Earlier this month, three Kherson prisoners went on a five-day hunger strike to protest their detention in an immigrant prison in the southern Russian city of Volgograd.
Some of the Ukrainians held in immigration prisons ended up receiving help from Unmode, a collective of prisoners’ rights advocates in the countries of the former Soviet Union. With Unmode’s legal assistance, they were able to appeal their immigration rulings after spending weeks or even months in detention.
However, the jarring turns of their journey are not over yet.
A group of 14 ex-convicts were put in a prisoner van 1,000 miles across Russia for deportation to Latvia. When they arrived at the border, some of them received a note from the Latvian immigration authorities that said in Ukrainian: “At these difficult times, the Republic of Latvia and its people are ready to welcome you. accepting Ukrainian citizens with an open heart.”
But to their surprise, they were intercepted at the border by special police units of the Baltic state and escorted back to Russia.
The Latvian Ministry of Interior and Border Protection did not respond to requests for comment.
Eventually, with Unmode’s help, Mr. Fedorenko reached the Georgian border and left Russia. But the vast majority of Kherson prisoners are still in Russian prisons, awaiting the end of their sentences, some of them years away.
Unmode organizer in Georgia, Aidana Fedosik, said the plight of Kherson prisoners was a microcosm of the Russian occupation regime in Ukraine.
“It was the 19th century mentality of taking a piece of land for personal glory,” she said. “But why do you need it? What do you want to do with this?”
From Georgia, Mr. Fedorenko and about 15 other Kherson prisoners eventually made it home, mainly by traveling through Moldova, which borders their homeland. From there, they returned home, although some were detained by Ukrainian intelligence officers, interrogated for 12 hours and put through a polygraph on suspicion of collaboration.

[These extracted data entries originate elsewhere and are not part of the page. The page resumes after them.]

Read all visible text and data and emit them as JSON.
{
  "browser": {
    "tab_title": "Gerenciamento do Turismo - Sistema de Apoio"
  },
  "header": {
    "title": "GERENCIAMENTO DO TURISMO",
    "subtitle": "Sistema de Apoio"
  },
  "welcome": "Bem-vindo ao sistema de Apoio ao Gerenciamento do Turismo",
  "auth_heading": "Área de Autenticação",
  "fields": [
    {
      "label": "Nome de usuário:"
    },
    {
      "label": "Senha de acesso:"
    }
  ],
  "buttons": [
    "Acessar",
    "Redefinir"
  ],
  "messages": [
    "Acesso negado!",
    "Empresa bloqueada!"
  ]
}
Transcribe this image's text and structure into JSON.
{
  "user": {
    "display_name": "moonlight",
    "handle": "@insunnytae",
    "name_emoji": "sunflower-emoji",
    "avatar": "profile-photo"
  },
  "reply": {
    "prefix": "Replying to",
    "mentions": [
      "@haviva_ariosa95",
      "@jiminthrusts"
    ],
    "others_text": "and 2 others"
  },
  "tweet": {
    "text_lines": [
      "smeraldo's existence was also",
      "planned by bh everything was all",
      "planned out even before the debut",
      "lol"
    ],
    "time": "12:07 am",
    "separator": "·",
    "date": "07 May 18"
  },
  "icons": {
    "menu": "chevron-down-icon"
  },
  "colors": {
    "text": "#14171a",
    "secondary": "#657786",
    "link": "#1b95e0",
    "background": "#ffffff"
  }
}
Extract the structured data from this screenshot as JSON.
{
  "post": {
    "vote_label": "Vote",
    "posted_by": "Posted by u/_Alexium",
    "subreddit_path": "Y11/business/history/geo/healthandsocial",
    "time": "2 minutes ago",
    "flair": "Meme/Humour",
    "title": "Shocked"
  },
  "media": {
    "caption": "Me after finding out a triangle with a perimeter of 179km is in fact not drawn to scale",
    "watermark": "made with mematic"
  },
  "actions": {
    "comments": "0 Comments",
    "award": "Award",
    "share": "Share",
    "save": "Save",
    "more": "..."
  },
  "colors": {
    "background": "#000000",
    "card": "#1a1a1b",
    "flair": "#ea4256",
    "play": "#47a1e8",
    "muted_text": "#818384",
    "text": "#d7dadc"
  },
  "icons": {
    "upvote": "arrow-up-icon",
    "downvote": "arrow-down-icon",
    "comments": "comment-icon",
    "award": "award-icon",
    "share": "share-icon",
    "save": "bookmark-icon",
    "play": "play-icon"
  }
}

Back in Ukraine, Mr. Fedorenko said he now volunteered to join Unmode to support his countrymen who are still being held in Russian prisons and hope to leave professional theft behind. After years of captivity, he said he was not ready to volunteer for the army, but would fight if mobilized.
“Everybody hates this Russian Federation, because we all know that we are nobody there,” he said by phone from his hometown in central Ukraine. “Because there are no laws to be respected, especially if you are a prisoner.”
Natalya Yermak Reporting contributions from Kiev, Ukraine, and Alina Lobzina from London.